# Remote flashing red dot twice



## Alex_7 (Jun 24, 2020)

I moved my TS4K to my office room, when I press the power button on the remote to turn on my tv, it is unresponsive, I get two flashing red dots on the remote. I have to keep hitting the power button on the remote until it finally decides to turn on the tv. I have to resort to manally turn on my tv using its own power switch. When the tv is finally on my remote is still a bit unresponsive navigating the on screen menus, until it finally recognizes the remote..my batteries are fully juiced up too. Any one have a solution? Should I repair the remote to my tv?


----------



## Alex_7 (Jun 24, 2020)

I reset and unpaired the remote, then re paired it, seems to have solved the issue.


----------



## jb brown (Aug 28, 2020)

yes repair the remote to the tv


----------



## Alex_7 (Jun 24, 2020)

jb brown said:


> yes repair the remote to the tv


My remote seemed to go out of wack when I moved the device to a different tv, now its working fine once I re-paired it


----------



## Alex_7 (Jun 24, 2020)

Occasionally I'm still getting the red dots flashing..


----------



## xberk (Dec 3, 2011)

My TS4K remote working fine. It turns my TV and my Yamaha AV unit on and off with a single click .. only paired it initially and it has held up since then.


----------



## sssSMOKING (Jan 22, 2020)

Alex_7 said:


> I moved my TS4K to my office room, when I press the power button on the remote to turn on my tv, it is unresponsive, I get two flashing red dots on the remote. I have to keep hitting the power button on the remote until it finally decides to turn on the tv. I have to resort to manally turn on my tv using its own power switch. When the tv is finally on my remote is still a bit unresponsive navigating the on screen menus, until it finally recognizes the remote..my batteries are fully juiced up too. Any one have a solution? Should I repair the remote to my tv?

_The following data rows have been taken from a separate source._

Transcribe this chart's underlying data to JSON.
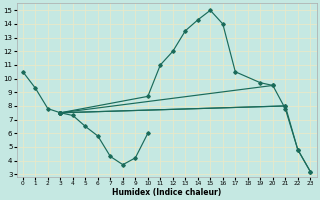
{
  "xlabel": "Humidex (Indice chaleur)",
  "xlim": [
    -0.5,
    23.5
  ],
  "ylim": [
    2.8,
    15.5
  ],
  "xticks": [
    0,
    1,
    2,
    3,
    4,
    5,
    6,
    7,
    8,
    9,
    10,
    11,
    12,
    13,
    14,
    15,
    16,
    17,
    18,
    19,
    20,
    21,
    22,
    23
  ],
  "yticks": [
    3,
    4,
    5,
    6,
    7,
    8,
    9,
    10,
    11,
    12,
    13,
    14,
    15
  ],
  "bg_color": "#c5e8e2",
  "grid_color": "#e8e8c8",
  "line_color": "#1a6b5a",
  "lines": [
    {
      "x": [
        0,
        1,
        2,
        3
      ],
      "y": [
        10.5,
        9.3,
        7.8,
        7.5
      ]
    },
    {
      "x": [
        3,
        10,
        11,
        12,
        13,
        14,
        15,
        16,
        17,
        19,
        20
      ],
      "y": [
        7.5,
        8.7,
        11.0,
        12.0,
        13.5,
        14.3,
        15.0,
        14.0,
        10.5,
        9.7,
        9.5
      ]
    },
    {
      "x": [
        3,
        4,
        5,
        6,
        7,
        8,
        9,
        10
      ],
      "y": [
        7.5,
        7.3,
        6.5,
        5.8,
        4.3,
        3.7,
        4.2,
        6.0
      ]
    },
    {
      "x": [
        3,
        21
      ],
      "y": [
        7.5,
        8.0
      ]
    },
    {
      "x": [
        3,
        21,
        22,
        23
      ],
      "y": [
        7.5,
        8.0,
        4.8,
        3.2
      ]
    },
    {
      "x": [
        3,
        20,
        21,
        22,
        23
      ],
      "y": [
        7.5,
        9.5,
        7.8,
        4.8,
        3.2
      ]
    }
  ]
}
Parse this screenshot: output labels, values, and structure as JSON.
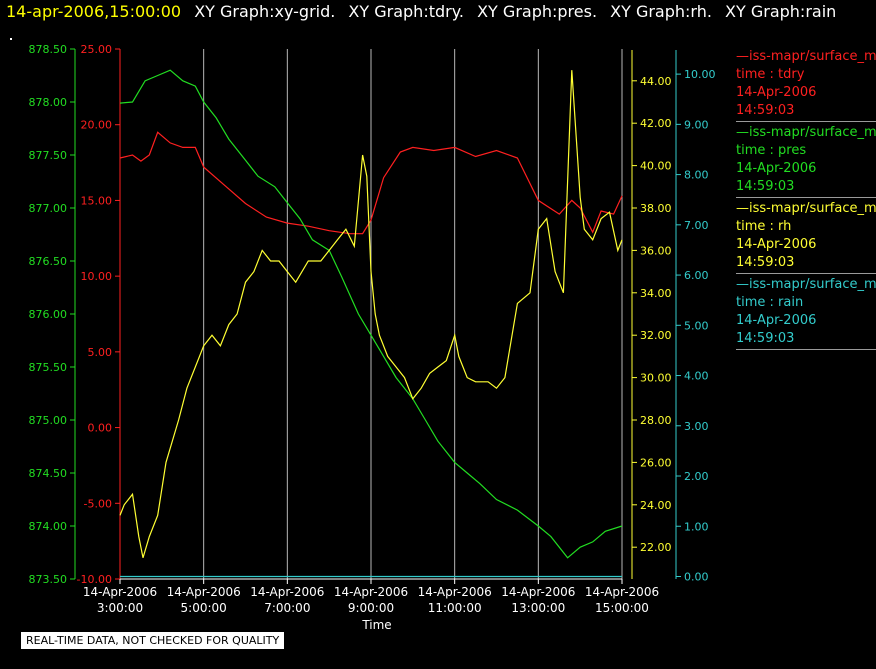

I had a very similar problem and my problem was the Batteries. According to the TS4K "Setting" the batteries were at 60%. After trying a lot of things I changed the batteries out and everything has been good (4+weeks). Please keep us posted on your outcome.


----------



## Alex_7 (Jun 24, 2020)

sssSMOKING said:


> I had a very similar problem and my problem was the Batteries. According to the TS4K "Setting" the batteries were at 60%. After trying a lot of things I changed the batteries out and everything has been good (4+weeks). Please keep us posted on your outcome.


I will try replacing the batteries thanks


----------